Trauma Pemilu 2009 Picu Kisruh Soal DPT

Rep: ira sasmita/ Red: Taufik Rachman
Daftar Pemilih Tetap (DPT)
Foto: Antara
Daftar Pemilih Tetap (DPT)

REPUBLIKA.CO.ID,JAKARTA -- Ketua Perkumpulan untuk Pemilu dan Demokrasi (Perludem) Didik Suprianto mengatakan, konflik menyangkut daftar pemilih tetap (DPT) terjadi karena masih adanya trauma dari partai politik peserta pemilu. Trauma yang dipicu buruknya DPT pada pemilu periode sebelumnya sehingga hasil pemilu diragukan legitimasinya.

"Trauma pemilu 2009 yang DPT nya amburadul, sehigga caleg risau hal yang sama akan terulang. Walaupun KPU sudah bekerja lebih baik sebenarnya," kata Didik dalam diskusi bertema "Pesta Demokrasi 2014: Untuk Indonesia Lebih Baik" di Warung Daun, Jakarta, Sabtu (26/10).

Kondisi traumatis itu, menurut Didik akhirnya membuat parpol tidak percaya DPT yang dikeluarkan KPU.Namun, di sisi lain, sebagai penyelenggara pemilu KPU juga masih menyisakan permasalahan dalam tata kelola. Terutama menyangkut sistem dan manajerial pemilu.

Dilihat dari sistem yang digunakan, KPU menggunakan sistem daftar pemilih yang berbeda dengan yang digunakan Kemengterian Dalam Negeri. Sehingga saat disinkronisasikan, ditemukan banyak perbedaan. Dan selisih jumlah pemilih yang akhirnya menimbulkan polemik.

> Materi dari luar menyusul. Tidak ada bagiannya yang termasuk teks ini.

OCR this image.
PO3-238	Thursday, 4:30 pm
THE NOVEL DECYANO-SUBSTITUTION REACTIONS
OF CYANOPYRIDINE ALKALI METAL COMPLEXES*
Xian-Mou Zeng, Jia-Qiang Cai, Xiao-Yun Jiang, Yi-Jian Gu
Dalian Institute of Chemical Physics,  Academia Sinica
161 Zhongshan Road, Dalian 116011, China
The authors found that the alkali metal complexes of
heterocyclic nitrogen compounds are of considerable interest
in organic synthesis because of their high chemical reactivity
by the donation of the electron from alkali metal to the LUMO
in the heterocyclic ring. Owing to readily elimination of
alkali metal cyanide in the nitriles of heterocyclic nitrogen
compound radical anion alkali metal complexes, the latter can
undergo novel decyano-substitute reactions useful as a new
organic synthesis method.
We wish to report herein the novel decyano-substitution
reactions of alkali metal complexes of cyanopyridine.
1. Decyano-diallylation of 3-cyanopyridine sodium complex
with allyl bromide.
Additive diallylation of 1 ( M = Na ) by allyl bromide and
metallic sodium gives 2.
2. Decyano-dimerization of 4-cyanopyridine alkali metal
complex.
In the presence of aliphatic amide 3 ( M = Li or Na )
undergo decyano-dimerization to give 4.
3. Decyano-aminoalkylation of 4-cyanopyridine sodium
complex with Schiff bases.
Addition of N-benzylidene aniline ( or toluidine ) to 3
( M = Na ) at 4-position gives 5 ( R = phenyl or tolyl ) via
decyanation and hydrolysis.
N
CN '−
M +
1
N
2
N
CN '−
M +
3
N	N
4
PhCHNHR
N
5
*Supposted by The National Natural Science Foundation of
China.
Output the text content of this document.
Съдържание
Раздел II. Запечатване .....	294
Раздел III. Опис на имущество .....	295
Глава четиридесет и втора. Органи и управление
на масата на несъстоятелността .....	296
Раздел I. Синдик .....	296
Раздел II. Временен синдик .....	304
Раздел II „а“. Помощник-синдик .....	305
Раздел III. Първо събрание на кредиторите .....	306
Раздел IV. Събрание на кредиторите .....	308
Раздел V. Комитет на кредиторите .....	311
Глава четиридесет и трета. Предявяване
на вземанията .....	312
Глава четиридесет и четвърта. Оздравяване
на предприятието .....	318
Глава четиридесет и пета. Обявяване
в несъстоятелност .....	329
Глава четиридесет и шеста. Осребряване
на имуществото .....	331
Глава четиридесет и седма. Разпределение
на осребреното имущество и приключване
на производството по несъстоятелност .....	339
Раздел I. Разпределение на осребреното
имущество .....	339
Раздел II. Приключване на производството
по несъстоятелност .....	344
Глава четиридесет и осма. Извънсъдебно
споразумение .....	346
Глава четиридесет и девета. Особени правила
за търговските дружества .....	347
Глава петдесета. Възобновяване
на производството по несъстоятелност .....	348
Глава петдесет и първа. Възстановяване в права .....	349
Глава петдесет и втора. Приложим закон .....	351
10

Sebab, nomor induk kependudukan (NIK) yang didata Kemendagri menjadi salah satu syarat utama penduduk dinyatakan sebagai pemilih. Artinya, bila data pemilih KPU tidak menyertakan NIK, harus dicek kembali apakah data Kemendagri sebagai basis data pemilih telah benar.

Program KTP elektoronik yang digagas Kemendagri juga memiliki peranan dalam memicu masalah DPT. Sebab, jumlah desa dan kelurahan yang tidak tercatat dalam e-KTP, oleh KPU kemudian dimasukkan dalam pencatatan DPT. Sehingga ditemukan data pemilih yang masuk di sistem KPU, tetapi tidak ditemukan dalam sistem kependudukan Kemendagri.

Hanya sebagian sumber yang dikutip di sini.